On monotone sequences of directed flips, triangulations of polyhedra, and structural properties of a directed flip graph
- Si, Hang
2010 Mathematics Subject Classification
- 65D18 68U05 65M50
- weighted Delaunay triangulations, non-regular triangulations, Lawson's flip algorithm, directed flips, monotone sequence, flip graph, Higher Stasheff-Tamari poset, redundant interior vertices, Schönhardt polyhedron, Steiner points
This paper studied the geometric and combinatorial aspects of the classical Lawson's flip algorithm [21, 22]. Let A be a finite point set in R^2 and ω : A → R be a height function which lifts the vertices of A into R^3. Every flip in triangulations of A can be assigned a direction [6, Definition 6.1.1]. A sequence of directed flips is monotone if all its flips follow the same direction.
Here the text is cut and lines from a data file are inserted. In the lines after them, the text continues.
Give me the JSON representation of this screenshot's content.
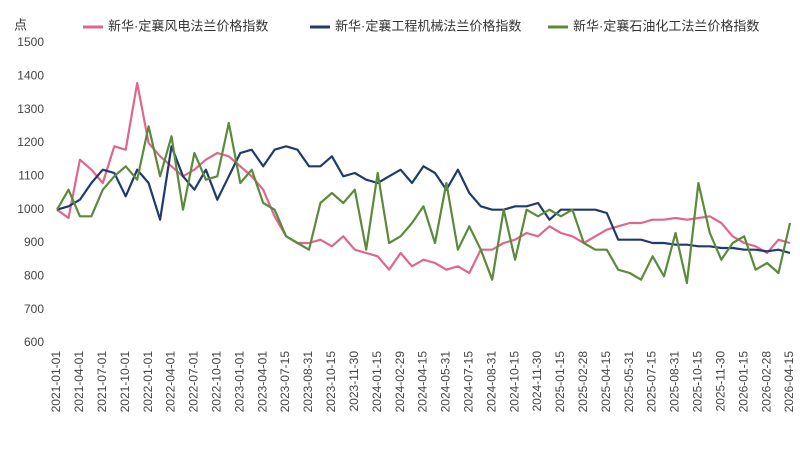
{
  "chart_data": {
    "type": "line",
    "y_axis_label": "点",
    "categories": [
      "2021-01-01",
      null,
      "2021-04-01",
      null,
      "2021-07-01",
      null,
      "2021-10-01",
      null,
      "2022-01-01",
      null,
      "2022-04-01",
      null,
      "2022-07-01",
      null,
      "2022-10-01",
      null,
      "2023-01-01",
      null,
      "2023-04-01",
      null,
      "2023-07-15",
      null,
      "2023-08-31",
      null,
      "2023-10-15",
      null,
      "2023-11-30",
      null,
      "2024-01-15",
      null,
      "2024-02-29",
      null,
      "2024-04-15",
      null,
      "2024-05-31",
      null,
      "2024-07-15",
      null,
      "2024-08-31",
      null,
      "2024-10-15",
      null,
      "2024-11-30",
      null,
      "2025-01-15",
      null,
      "2025-02-28",
      null,
      "2025-04-15",
      null,
      "2025-05-31",
      null,
      "2025-07-15",
      null,
      "2025-08-31",
      null,
      "2025-10-15",
      null,
      "2025-11-30",
      null,
      "2026-01-15",
      null,
      "2026-02-28",
      null,
      "2026-04-15"
    ],
    "series": [
      {
        "name": "新华·定襄风电法兰价格指数",
        "color": "#e0668c",
        "values": [
          1000,
          975,
          1150,
          1120,
          1080,
          1190,
          1180,
          1380,
          1200,
          1160,
          1130,
          1100,
          1120,
          1150,
          1170,
          1160,
          1130,
          1100,
          1060,
          980,
          920,
          900,
          900,
          910,
          890,
          920,
          880,
          870,
          860,
          820,
          870,
          830,
          850,
          840,
          820,
          830,
          810,
          880,
          880,
          900,
          910,
          930,
          920,
          950,
          930,
          920,
          900,
          920,
          940,
          950,
          960,
          960,
          970,
          970,
          975,
          970,
          975,
          980,
          960,
          920,
          900,
          890,
          870,
          910,
          900
        ]
      },
      {
        "name": "新华·定襄工程机械法兰价格指数",
        "color": "#1f3b6e",
        "values": [
          1000,
          1010,
          1030,
          1080,
          1120,
          1110,
          1040,
          1120,
          1080,
          970,
          1190,
          1100,
          1060,
          1120,
          1030,
          1100,
          1170,
          1180,
          1130,
          1180,
          1190,
          1180,
          1130,
          1130,
          1160,
          1100,
          1110,
          1090,
          1080,
          1100,
          1120,
          1080,
          1130,
          1110,
          1060,
          1120,
          1050,
          1010,
          1000,
          1000,
          1010,
          1010,
          1020,
          970,
          1000,
          1000,
          1000,
          1000,
          990,
          910,
          910,
          910,
          900,
          900,
          895,
          895,
          890,
          890,
          885,
          885,
          880,
          880,
          875,
          880,
          870
        ]
      },
      {
        "name": "新华·定襄石油化工法兰价格指数",
        "color": "#5b8a3c",
        "values": [
          1000,
          1060,
          980,
          980,
          1060,
          1100,
          1130,
          1090,
          1250,
          1100,
          1220,
          1000,
          1170,
          1090,
          1100,
          1260,
          1080,
          1120,
          1020,
          1000,
          920,
          900,
          880,
          1020,
          1050,
          1020,
          1060,
          880,
          1110,
          900,
          920,
          960,
          1010,
          900,
          1080,
          880,
          950,
          880,
          790,
          1000,
          850,
          1000,
          980,
          1000,
          980,
          1000,
          900,
          880,
          880,
          820,
          810,
          790,
          860,
          800,
          930,
          780,
          1080,
          930,
          850,
          900,
          920,
          820,
          840,
          810,
          960
        ]
      }
    ],
    "ylim": [
      600,
      1500
    ],
    "yticks": [
      600,
      700,
      800,
      900,
      1000,
      1100,
      1200,
      1300,
      1400,
      1500
    ],
    "grid": false,
    "legend": "top"
  }
}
We first established a relatively obvious relation between monotone sequences of directed flips on triangulations of A and triangulations of the lifted point set A^ω in R^3. We then studied the structural properties of a directed flip graph (a poset) on the set of all triangulations of A. We proved several general properties of this poset which clearly explain when Lawson's algorithm works and why it may fail in general. We further characterised the triangulations which cause failure of Lawson's algorithm, and showed that they must contain redundant interior vertices which are not removable by directed flips. A special case of this result in 3d has been shown in . As an application, we described a simple algorithm to triangulate a special class of 3d non-convex polyhedra without using additional vertices. We prove sufficient conditions for the termination of this algorithm, and show it runs in O(n^3) time, where $n$ is the number of input vertices.